New Peking University leader former state security official

The new top official at Peking University, one of China's top two centers of higher learning, is a former head of the national spy agency's branch in the Chinese capital, underscoring President Xi Jinping's drive to enforce academic conformity and tighten the ruling Communist Party's power over academia and other sectors not under its direct control.

As party secretary, Qiu Shuiping "hopes that Peking University can seize the opportunities in the new era and grow into a world-class university with Chinese characteristics," the school said in a news release whose language closely mirrors that used by the party under Xi.

Qiu's lengthy official resume says that from the end of 2013 to the end of 2014, he was party secretary of Beijing's State Security Bureau. That is the local branch of the ministry responsible for espionage and counterespionage.

Qiu graduated from Peking University in 1983 with a law degree and also served as secretary general of its party youth league branch. After a career in the Beijing party apparatus, he most recently served as a high court judge in the northern province of Shanxi.

While Chinese now have vastly more power to make individual life decisions than during the days of Mao Zedong, the party maintains decisive power over institutions from schools to banks, corporations to sports federations.

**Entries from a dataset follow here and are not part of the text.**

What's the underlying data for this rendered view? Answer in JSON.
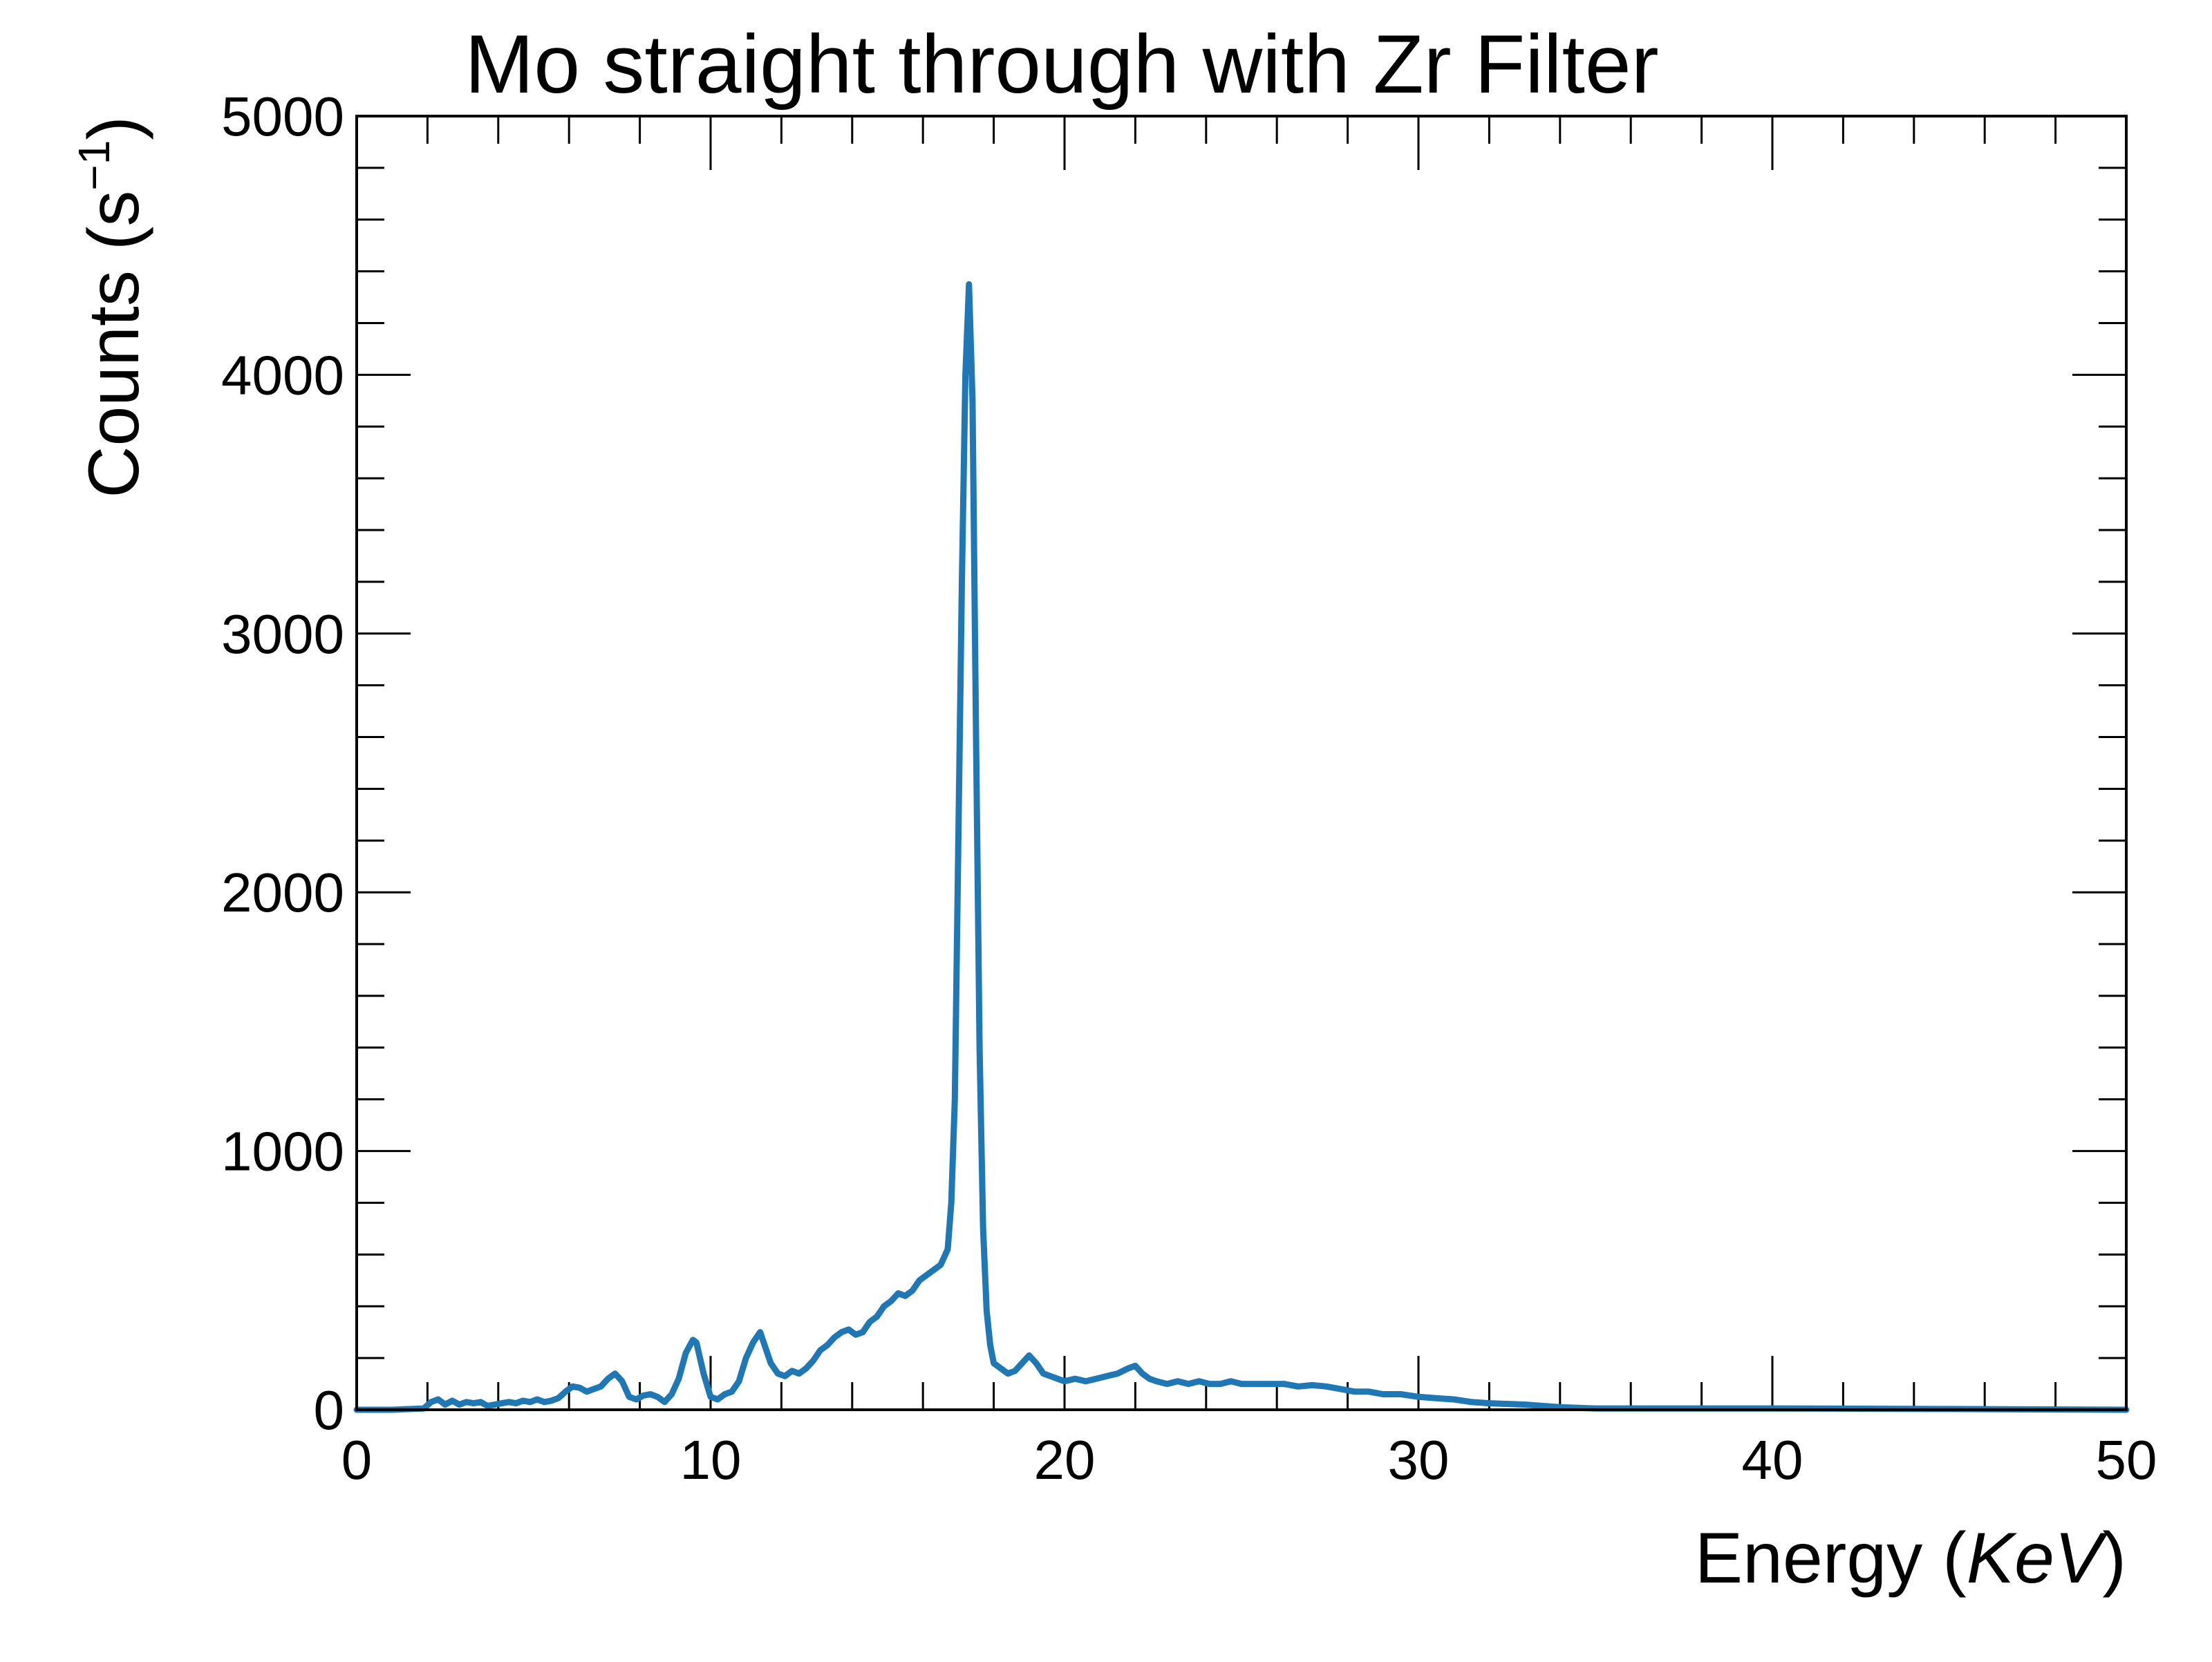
{
  "chart_data": {
    "type": "line",
    "title": "Mo straight through with Zr Filter",
    "xlabel_prefix": "Energy (",
    "xlabel_unit": "KeV",
    "xlabel_suffix": ")",
    "ylabel_prefix": "Counts (s",
    "ylabel_exponent": "−1",
    "ylabel_suffix": ")",
    "xlim": [
      0,
      50
    ],
    "ylim": [
      0,
      5000
    ],
    "x_major_ticks": [
      0,
      10,
      20,
      30,
      40,
      50
    ],
    "x_tick_labels": [
      "0",
      "10",
      "20",
      "30",
      "40",
      "50"
    ],
    "x_minor_step": 2,
    "y_major_ticks": [
      0,
      1000,
      2000,
      3000,
      4000,
      5000
    ],
    "y_tick_labels": [
      "0",
      "1000",
      "2000",
      "3000",
      "4000",
      "5000"
    ],
    "y_minor_step": 200,
    "grid": false,
    "legend": "none",
    "series_color": "#1f77b4",
    "series": [
      {
        "x": [
          0,
          1.0,
          1.9,
          2.1,
          2.3,
          2.5,
          2.7,
          2.9,
          3.1,
          3.3,
          3.5,
          3.7,
          3.9,
          4.1,
          4.3,
          4.5,
          4.7,
          4.9,
          5.1,
          5.3,
          5.5,
          5.7,
          5.9,
          6.1,
          6.3,
          6.5,
          6.7,
          6.9,
          7.1,
          7.3,
          7.5,
          7.7,
          7.9,
          8.1,
          8.3,
          8.5,
          8.7,
          8.9,
          9.1,
          9.3,
          9.5,
          9.6,
          9.8,
          10.0,
          10.2,
          10.4,
          10.6,
          10.8,
          11.0,
          11.2,
          11.4,
          11.5,
          11.7,
          11.9,
          12.1,
          12.3,
          12.5,
          12.7,
          12.9,
          13.1,
          13.3,
          13.5,
          13.7,
          13.9,
          14.1,
          14.3,
          14.5,
          14.7,
          14.9,
          15.1,
          15.3,
          15.5,
          15.7,
          15.9,
          16.1,
          16.3,
          16.5,
          16.7,
          16.8,
          16.9,
          17.0,
          17.1,
          17.2,
          17.3,
          17.4,
          17.5,
          17.6,
          17.7,
          17.8,
          17.9,
          18.0,
          18.2,
          18.4,
          18.6,
          18.8,
          19.0,
          19.2,
          19.4,
          19.6,
          19.8,
          20.0,
          20.3,
          20.6,
          20.9,
          21.2,
          21.5,
          21.8,
          22.0,
          22.2,
          22.4,
          22.6,
          22.9,
          23.2,
          23.5,
          23.8,
          24.1,
          24.4,
          24.7,
          25.0,
          25.4,
          25.8,
          26.2,
          26.6,
          27.0,
          27.4,
          27.8,
          28.2,
          28.6,
          29.0,
          29.5,
          30.0,
          30.5,
          31.0,
          31.5,
          32.0,
          33.0,
          34.0,
          35.0,
          37.0,
          40.0,
          45.0,
          50.0
        ],
        "y": [
          0,
          0,
          5,
          30,
          40,
          20,
          35,
          20,
          30,
          25,
          30,
          15,
          20,
          25,
          30,
          25,
          35,
          30,
          40,
          30,
          35,
          45,
          70,
          90,
          85,
          70,
          80,
          90,
          120,
          140,
          110,
          50,
          40,
          55,
          60,
          50,
          30,
          60,
          120,
          220,
          270,
          260,
          140,
          50,
          40,
          60,
          70,
          110,
          200,
          260,
          300,
          260,
          180,
          140,
          130,
          150,
          140,
          160,
          190,
          230,
          250,
          280,
          300,
          310,
          290,
          300,
          340,
          360,
          400,
          420,
          450,
          440,
          460,
          500,
          520,
          540,
          560,
          620,
          800,
          1200,
          2200,
          3200,
          4000,
          4350,
          3900,
          2600,
          1400,
          700,
          380,
          250,
          180,
          160,
          140,
          150,
          180,
          210,
          180,
          140,
          130,
          120,
          110,
          120,
          110,
          120,
          130,
          140,
          160,
          170,
          140,
          120,
          110,
          100,
          110,
          100,
          110,
          100,
          100,
          110,
          100,
          100,
          100,
          100,
          90,
          95,
          90,
          80,
          70,
          70,
          60,
          60,
          50,
          45,
          40,
          30,
          25,
          20,
          10,
          5,
          5,
          5,
          3,
          0
        ]
      }
    ]
  }
}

Xi, who amended the constitution earlier this year to allow him to rule indefinitely, has been ratcheting-up that control alongside propaganda drives to retain young people's loyalty to the party.

Xi has also warned against the introduction of liberal political concepts such as universal values into the classrooms of Chinese universities and professors have come under increasing pressure to maintain political correctness at the risk of demotion or dismissal.

Increasingly, however, young Chinese are opting to study in the United States or other countries and Xi's own daughter was once a graduate student at Harvard University.